Fig. 2

Events occuring over time in the cerebral microvasculature and ischemic brain parenchyma in the setting of ischemic stroke. The temporal sequence of events proceeds in a clockwise rotation. In the steady state, blood components pass by the vascular endothelium with laminar flow and the PMNs are in a resting state. At the time of an ischemic insult, the cerebral microvasculature becomes occluded, and adhesion molecule expression is up-regulated on both the PMNs and the vascular endothelium. Within minutes to hours, PMNs begin to “roll” on the vascular endothelium. This process is dependent on the interaction of sialyl Le^x with P-selectin. Early changes in the cerebral microvessels include the loss of integrin-matrix attachments of endothelial cells and astrocyte end-feet that accompany loss of the basal lamina. Within several hours, high-affinity adhesion of rolling PMNs to the endothelium involves ICAM-1 binding to beta-integrin counterreceptors.
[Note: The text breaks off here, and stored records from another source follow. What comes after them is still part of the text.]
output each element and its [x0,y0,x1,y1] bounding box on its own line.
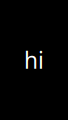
staticText: hi [24,45,44,75]
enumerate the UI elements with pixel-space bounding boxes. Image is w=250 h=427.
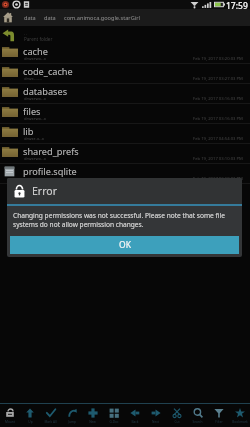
staticText: Next	[152, 420, 159, 424]
staticText: Mount	[5, 420, 15, 424]
staticText: ..	[24, 29, 27, 36]
button[interactable]: G-Doc	[103, 404, 124, 427]
staticText: code_cache	[23, 65, 73, 78]
staticText: lib	[23, 125, 34, 138]
staticText: Changing permissions was not successful.…	[13, 211, 237, 229]
staticText: Filter	[215, 420, 223, 424]
staticText: drwxrwx--x	[24, 56, 46, 62]
staticText: Search	[192, 420, 203, 424]
staticText: G-Doc	[109, 420, 119, 424]
button[interactable]: OK	[10, 236, 239, 254]
button[interactable]: data	[24, 14, 36, 22]
staticText: com.animoca.google.starGirl	[64, 14, 140, 22]
staticText: OK	[119, 239, 131, 251]
staticText: drwx------	[24, 76, 42, 82]
staticText: Feb 19, 2017 03:10:03 PM	[193, 176, 243, 182]
button[interactable]: shared_prefs	[0, 144, 250, 164]
staticText: Up	[28, 420, 33, 424]
button[interactable]: New	[82, 404, 103, 427]
staticText: drwxrwx--x	[24, 96, 46, 102]
button[interactable]: Mark All	[40, 404, 61, 427]
staticText: Feb 19, 2017 03:20:03 PM	[193, 56, 243, 62]
staticText: data	[24, 14, 36, 22]
button[interactable]: cache	[0, 44, 250, 64]
staticText: Feb 19, 2017 04:54:03 PM	[193, 136, 243, 142]
staticText: Feb 19, 2017 03:16:03 PM	[193, 96, 243, 102]
button[interactable]: Cut	[166, 404, 187, 427]
staticText: data	[44, 14, 56, 22]
button[interactable]: Bookmark	[229, 404, 250, 427]
staticText: drwxrwx--x	[24, 156, 46, 162]
staticText: files	[23, 105, 41, 118]
staticText: Feb 19, 2017 03:27:03 PM	[193, 76, 243, 82]
button[interactable]: profile.sqlite	[0, 164, 250, 184]
button[interactable]: Jump	[61, 404, 82, 427]
staticText: -rw-rw----	[24, 176, 43, 182]
staticText: Bookmark	[232, 420, 248, 424]
staticText: cache	[23, 45, 48, 58]
button[interactable]: databases	[0, 84, 250, 104]
button[interactable]: Mount	[0, 404, 20, 427]
staticText: New	[89, 420, 96, 424]
button[interactable]: Search	[187, 404, 208, 427]
staticText: Jump	[68, 420, 76, 424]
staticText: Parent folder	[24, 36, 53, 42]
staticText: 17:59	[226, 0, 248, 9]
button[interactable]: files	[0, 104, 250, 124]
button[interactable]: Filter	[208, 404, 229, 427]
staticText: Error	[32, 184, 57, 198]
button[interactable]: data	[44, 14, 56, 22]
button[interactable]: Up	[20, 404, 40, 427]
staticText: databases	[23, 85, 68, 98]
button[interactable]: ..	[0, 26, 250, 44]
button[interactable]: Back	[124, 404, 145, 427]
staticText: Cut	[174, 420, 180, 424]
staticText: profile.sqlite	[23, 165, 77, 178]
staticText: Feb 19, 2017 03:10:03 PM	[193, 156, 243, 162]
button[interactable]: lib	[0, 124, 250, 144]
button[interactable]: Next	[145, 404, 166, 427]
button[interactable]: Home	[2, 10, 14, 25]
staticText: Back	[131, 420, 139, 424]
staticText: drwxr-x--x	[24, 136, 45, 142]
staticText: Mark All	[44, 420, 57, 424]
button[interactable]: code_cache	[0, 64, 250, 84]
staticText: shared_prefs	[23, 145, 79, 158]
staticText: drwxrwx--x	[24, 116, 46, 122]
button[interactable]: com.animoca.google.starGirl	[64, 14, 140, 22]
staticText: Feb 19, 2017 03:16:03 PM	[193, 116, 243, 122]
Microvascular failure is exacerbated by platelet accumulation, activation, and GP IIb/IIIa upregulation. This leads to platelet crosslinking through fibrinogen and a “no-reflow” state within the microvasculature. E-selectin expression on the endothelium is up-regulated and activated PMN transmigration into the ischemic neurophil occurs through the pourous microvasculature. Within the ischemic parenchyma, the complement cascade is activated and the production of anaphylotoxins such as C5a further exacerbates PMN activating and accumulation. Activated neutrophils secrete cytotoxic factors such as inflammatory mediators (IL-8, LTB4), proteases, and free radicals into the neurophil. The neuronal response includes decreased energy production, increased expression of C1q on its surface, increases in intracellular Na¹, Cl², and Ca^{1 1}.